Duqu, a very complex and modular malware platform thought to have gone dark in late 2012, has made its appearance within the environment of Kaspersky Labs. Dubbed “Duqu 2.0” by Kaspersky, the level of complexity found within the malware represents a high level of sophistication, skill, funding and motivation seen by nation-sponsored actors. Infections related to this malware have revealed links to the P5 1 events and related discussions regarding Iran's nuclear talks.
While the initial attack vector is unknown, evidence such as wiped mailboxes and cleared browser history suggest spearphishing and the use of a zero-day exploit to gain a foothold on patient zero. Other Zero-day exploits were noted by Kaspersky such as CVE-2014-6324 and CVE-2015-2360, allowing the attacker to run code at the highest privilege level and aid in lateral movement.

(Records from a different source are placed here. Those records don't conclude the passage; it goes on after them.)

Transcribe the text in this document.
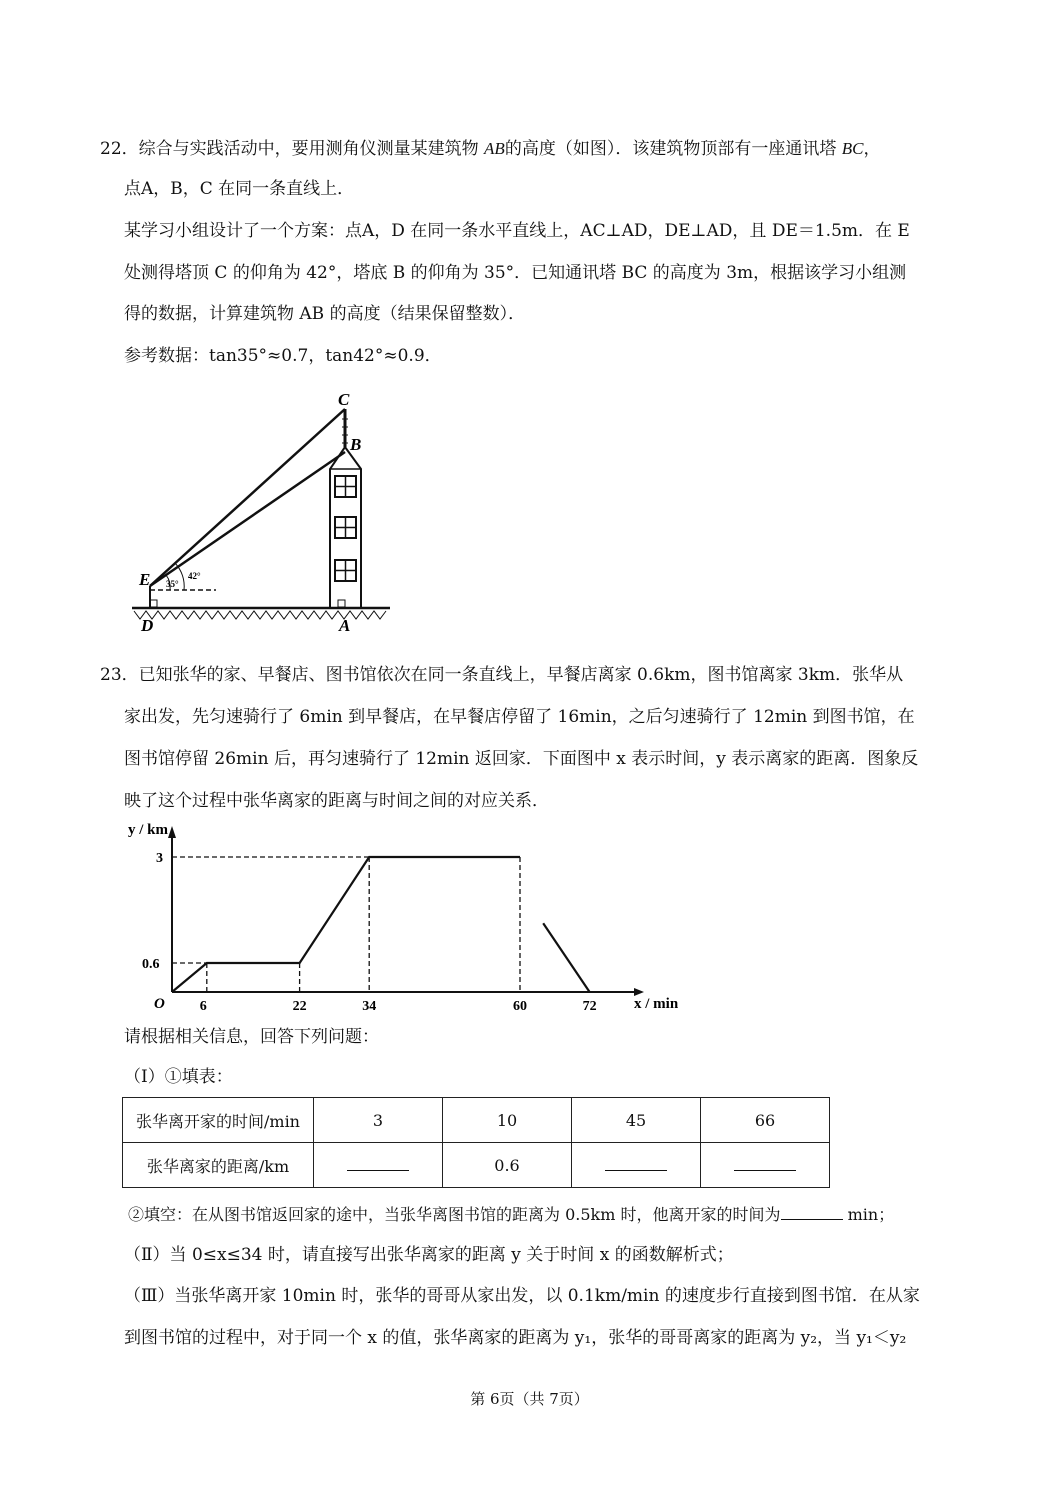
22．综合与实践活动中，要用测角仪测量某建筑物 AB的高度（如图）．该建筑物顶部有一座通讯塔 BC，
点A，B，C 在同一条直线上．
某学习小组设计了一个方案：点A，D 在同一条水平直线上，AC⊥AD，DE⊥AD，且 DE＝1.5m．在 E
处测得塔顶 C 的仰角为 42°，塔底 B 的仰角为 35°．已知通讯塔 BC 的高度为 3m，根据该学习小组测
得的数据，计算建筑物 AB 的高度（结果保留整数）．
参考数据：tan35°≈0.7，tan42°≈0.9．
C
B
E
D	A
35°
42°
23．已知张华的家、早餐店、图书馆依次在同一条直线上，早餐店离家 0.6km，图书馆离家 3km．张华从
家出发，先匀速骑行了 6min 到早餐店，在早餐店停留了 16min，之后匀速骑行了 12min 到图书馆，在
图书馆停留 26min 后，再匀速骑行了 12min 返回家．下面图中 x 表示时间，y 表示离家的距离．图象反
映了这个过程中张华离家的距离与时间之间的对应关系．
6	22	34	60	72
0.6
3
O
y / km
x / min
请根据相关信息，回答下列问题：
（Ⅰ）①填表：
张华离开家的时间/min	3	10	45	66
张华离家的距离/km		0.6		
②填空：在从图书馆返回家的途中，当张华离图书馆的距离为 0.5km 时，他离开家的时间为	min；
（Ⅱ）当 0≤x≤34 时，请直接写出张华离家的距离 y 关于时间 x 的函数解析式；
（Ⅲ）当张华离开家 10min 时，张华的哥哥从家出发，以 0.1km/min 的速度步行直接到图书馆．在从家
到图书馆的过程中，对于同一个 x 的值，张华离家的距离为 y₁，张华的哥哥离家的距离为 y₂，当 y₁＜y₂
第 6页（共 7页）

Digging into the analysis reveals the authors made almost every attempt to either mislead analysis using layered encryption/compression functions or keywords pertaining to other known APT groups. In the wild, most malware uses generic encryption algorithms such as XOR, DES and AES or third party libraries. Duqu 2.0 on the other hand defines its own algorithms such as Camellia 256, AES, XXTEA, according to Kaspersky. In addition to using specific encryption and compression methods, the Duqu 2.0 platform utilizes “In-Memory” backdoors rather then using other persistence mechanisms. The attackers targeted servers with high uptime to ensure the foothold on the network would last. After installing backdoors, the attackers could deploy a number of pluggable modules. Some of the different modules capabilities have been outlined below:
- WMI Data collection
- Exfiltration and data encryption
- Able to search for specific files/folders
- Extensive system/user information collection
- File/directory manipulation
- Network and domain discovery
- MS SQL, Oracle DB and ADOdb discovery
- Sniffer (network reconnaissance)
- Document metadata extraction
- Emails, images, multimedia files, pdf, office and archives
Network communication is also unique. Duqu 2.0 can append encrypted data to .gif or .jpeg image formats. Unlike the 2011 version of Duqu, which implemented a single user agent string, Duqu 2.0 selects a random user agent string from a table of 53 possibilities. By using network drivers, traffic can also be proxied through the victims LAN.
In summary, actors such as the authors of Duqu 2.0 show that the state of nation-sponsored attacks is reaching new heights. With multiple zero-day exploits and in-memory techniques, Duqu 2.0 goes beyond the traditional aspects of commodity malware. We appreciate Kaspersky publishing its in-depth findings and offering a level of transparency rarely seen in most public reports.